The Supreme Court issued one opinion this morning. It concerns a land grant to a private individual subject to a right of way given to a railroad under the General Railroad Right-of-Way Act of 1875. The question is who gets the land associated with the right of way when the railroad abandons the right-of-way? The Government claimed that the subject land reverted back to federal control. The current owners of the full parcel, in this case the Marvin M. Brandt Revocable Trust, claimed the right-of-way grant to the railroad was an easement that extinguished when it was abandoned.

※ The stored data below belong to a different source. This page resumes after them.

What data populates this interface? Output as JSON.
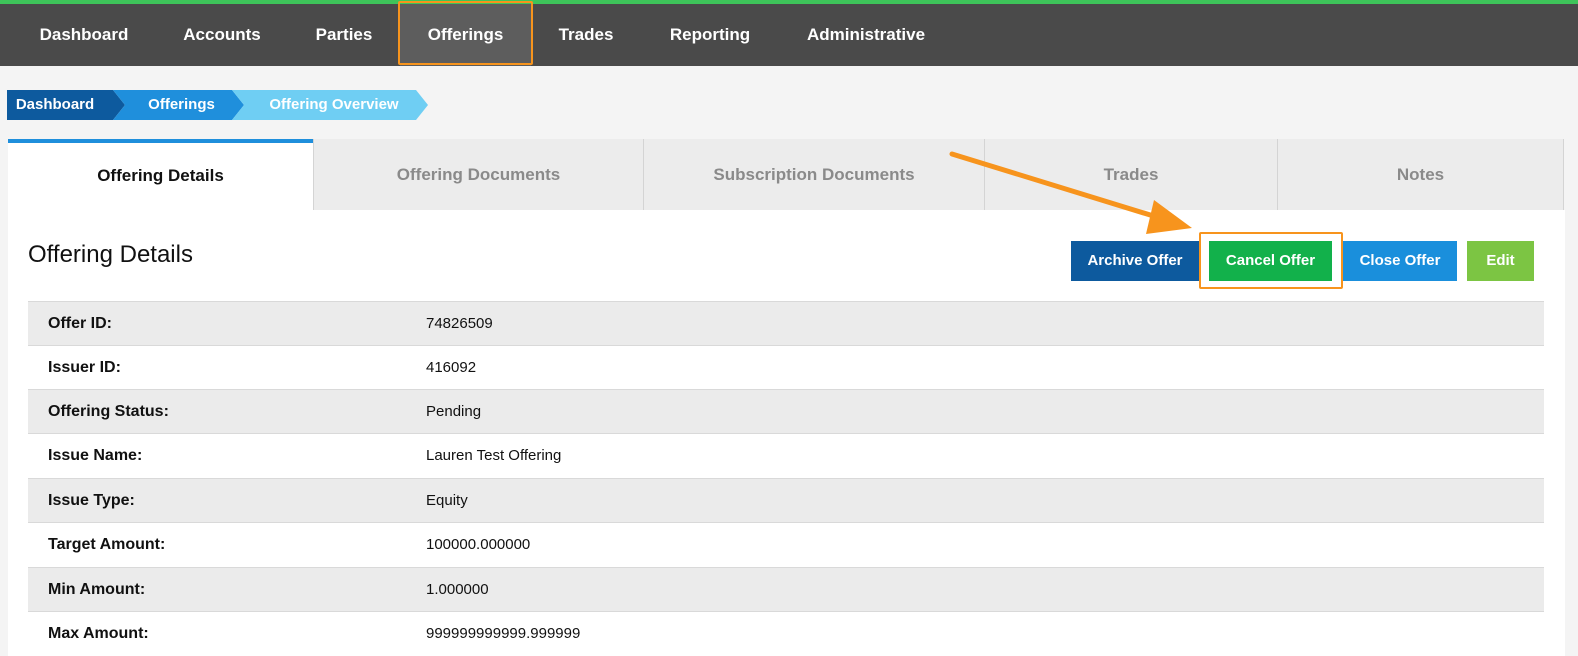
{
  "nav": {
    "items": [
      {
        "label": "Dashboard"
      },
      {
        "label": "Accounts"
      },
      {
        "label": "Parties"
      },
      {
        "label": "Offerings",
        "active": true
      },
      {
        "label": "Trades"
      },
      {
        "label": "Reporting"
      },
      {
        "label": "Administrative"
      }
    ]
  },
  "breadcrumb": [
    "Dashboard",
    "Offerings",
    "Offering Overview"
  ],
  "tabs": [
    {
      "label": "Offering Details",
      "active": true
    },
    {
      "label": "Offering Documents"
    },
    {
      "label": "Subscription Documents"
    },
    {
      "label": "Trades"
    },
    {
      "label": "Notes"
    }
  ],
  "section": {
    "title": "Offering Details"
  },
  "actions": {
    "archive": "Archive Offer",
    "cancel": "Cancel Offer",
    "close": "Close Offer",
    "edit": "Edit"
  },
  "details": [
    {
      "label": "Offer ID:",
      "value": "74826509"
    },
    {
      "label": "Issuer ID:",
      "value": "416092"
    },
    {
      "label": "Offering Status:",
      "value": "Pending"
    },
    {
      "label": "Issue Name:",
      "value": "Lauren Test Offering"
    },
    {
      "label": "Issue Type:",
      "value": "Equity"
    },
    {
      "label": "Target Amount:",
      "value": "100000.000000"
    },
    {
      "label": "Min Amount:",
      "value": "1.000000"
    },
    {
      "label": "Max Amount:",
      "value": "999999999999.999999"
    }
  ],
  "colors": {
    "nav_bg": "#4a4a4a",
    "nav_top_border": "#3ec45a",
    "highlight": "#f7941d",
    "crumb_1": "#0d5a9e",
    "crumb_2": "#1f8fdc",
    "crumb_3": "#6fcef3",
    "archive_btn": "#0d5a9e",
    "cancel_btn": "#12b14b",
    "close_btn": "#1a8fdc",
    "edit_btn": "#7cc543",
    "tab_active_border": "#1f8fdc"
  }
}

The issue was litigated in federal district court where the judge held for the Government. The Tenth Circuit Court of Appeals affirmed. The Supreme Court reversed. The history of the Act, the specifics land patent grant to the Brandts, the history of land grants generally, and the various changes to the legislation are contained in the opinion. They are relevant for context, though the Court based its decision on a case decided some 70 years earlier where the Government argued the exact opposite of what argued in this case. That earlier case is Great Northern R. Co. v. United States, 315 U.S. 262 (1942) where the Government stated “the 1875 Act granted an easement and nothing more.”
Though there had been changes to the Act over the years, its terms still applied. The Government wanted to limit the affect of Great Northern R. Co. on this dispute. The Court stated that nothing had changed that required it to modify the earlier opinion.
The case is Marvin M. Brandt Revocable Trust v. United States (12-1173). Chief Justice Roberts delivered the opinion of the Court and was joined by Justices Scalia, Kennedy, Thomas, Ginsburg, Breyer, Alito, and Kagan. Justice Sotomayor filed a dissenting opinion.